Presidente da Câmara dos Deputados, dep. Arthur Lira, concede entrevista coletiva. Dep. Silvio Costa Filho (REPUBLICANOS - PE). Foto: Gustavo Sales/Câmara dos Deputados

Após uma segunda-feira (8) de afagos entre o governo e lideranças na Câmara, o projeto de lei que dá autonomia ao Banco Central deve ser votado nesta terça-feira (9). Enquanto precisa aguardar para colocar as grandes reformas em pauta, o presidente da Câmara, Arthur Lira (PP-AL) tem tratado a votação como uma oportunidade de marcar sua posição de apoio à pauta econômica liberal.

O PLP 19/2019, aprovado no Senado em novembro do ano passado, estabelece que o presidente do BC terá mandato fixo de 4 anos com possibilidade de recondução e retira do presidente da República o poder de demitir o dirigente a qualquer momento.

Assim, o chefe da instituição financeira perde o status de ministro. O objetivo é evitar que o BC deixe de cumprir suas atribuições por conta de pressões políticas. Como já passou pelo Senado, com a aprovação da Câmara, o projeto segue para sanção presidencial.

Na segunda, o projeto foi tema de reuniões entre o ministro da Economia, Paulo Guedes, o presidente do Banco Central, Roberto Campos Neto, o presidente da Câmara, Arthur Lira (PP-AL), e o deputado relator do texto, Silvio Costa Filho (REP-PE).

“O Banco Central tem que ser uma política de Estado e não de governo. O BC não pode estar refém do governo. Por isso é importante ter essa independência”, afirmou o relator, que apresentou um parecer favorável ao projeto, sem propor mudanças. “Esta pandemia do Covid-19 mostrou a todo cidadão o quão importante é a estabilidade de preços”, argumenta o documento.

Segundo Costa Filho, o governo federal demonstrou concordância com o texto do relatório e não demandou alterações.

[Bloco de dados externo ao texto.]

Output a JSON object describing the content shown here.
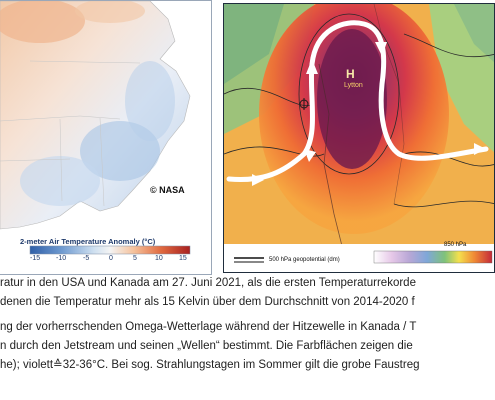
{
  "left_map": {
    "copyright": "© NASA",
    "legend_title": "2-meter Air Temperature Anomaly (°C)",
    "ticks": [
      "-15",
      "-10",
      "-5",
      "0",
      "5",
      "10",
      "15"
    ],
    "scale_colors": [
      "#2f5fa8",
      "#5f8fc9",
      "#a9c7e6",
      "#f4f4f4",
      "#f7c9a3",
      "#e57a4b",
      "#b22a2a"
    ]
  },
  "right_map": {
    "high_label": "H",
    "city_label": "Lytton",
    "legend_label": "500 hPa geopotential (dm)",
    "hpa_label": "850 hPa"
  },
  "caption": {
    "line1": "ratur in den USA und Kanada am 27. Juni 2021, als die ersten Temperaturrekorde",
    "line2": "denen die Temperatur mehr als 15 Kelvin über dem Durchschnitt von 2014-2020 f",
    "line3": "ng der vorherrschenden Omega-Wetterlage während der Hitzewelle in Kanada / T",
    "line4": "n durch den Jetstream und seinen „Wellen“ bestimmt. Die Farbflächen zeigen die",
    "line5": "he); violett≙32-36°C. Bei sog. Strahlungstagen im Sommer gilt die grobe Faustreg"
  }
}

“Tanto o Ministério da Economia e o presidente do Banco Central concordaram com o nosso parecer, que tem como meta principal buscar a estabilidade dos preços do Brasil e a estabilidade monetária”, disse.

Como tem um efeito prático pequeno no curto prazo, é esperada pouca resistência na Câmara, ainda que a oposição defenda que o BC precisa ter uma atuação alinhada ao Executivo para melhor reagir às crises e garantir que a instituição não sirva somente ao mercado financeiro.

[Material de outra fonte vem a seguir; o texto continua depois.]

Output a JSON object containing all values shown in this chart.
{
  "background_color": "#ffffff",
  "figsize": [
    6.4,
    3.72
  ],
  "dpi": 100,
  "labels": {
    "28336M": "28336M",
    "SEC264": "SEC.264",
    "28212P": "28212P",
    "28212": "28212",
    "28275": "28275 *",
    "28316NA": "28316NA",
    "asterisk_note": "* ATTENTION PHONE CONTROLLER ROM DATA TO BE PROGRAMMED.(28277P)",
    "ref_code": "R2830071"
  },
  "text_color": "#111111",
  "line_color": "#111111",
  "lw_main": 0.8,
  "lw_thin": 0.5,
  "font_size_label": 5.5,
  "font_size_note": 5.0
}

“A proposta de autonomia entrega ao mercado financeiro a instituição que tem, entre várias outras, a atribuição de fiscalizar, ora vejam, as instituições financeiras”, critica o líder do PT na Câmara, Enio Verri (PR).

Prova de compromisso

A autonomia do Banco Central foi colocada em votação na primeira semana do ano em que projetos serão analisados pela Câmara dos Deputados. Assim, para Lira, a votação serve como uma declaração de compromisso com a pauta liberal e uma demonstração de diálogo com o Poder Executivo.

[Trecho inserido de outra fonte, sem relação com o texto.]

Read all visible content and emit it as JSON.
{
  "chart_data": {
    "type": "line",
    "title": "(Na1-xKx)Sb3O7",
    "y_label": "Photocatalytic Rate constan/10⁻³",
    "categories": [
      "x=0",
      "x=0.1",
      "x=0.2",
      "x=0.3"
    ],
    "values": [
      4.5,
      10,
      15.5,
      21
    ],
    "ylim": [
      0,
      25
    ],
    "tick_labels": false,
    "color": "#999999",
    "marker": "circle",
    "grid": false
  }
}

“Se o lira já chega mostrando o avanço de uma agenda que é cara para o mercado, ele corrobora a narrativa da equipe econômica que o ex-presidente da Câmara, Rodrigo Maia (DEM-RJ) estava segurando algumas agendas prioritárias e não deixava avançar”, avalia o cientista político e diretor da Arko Advice, Michael López.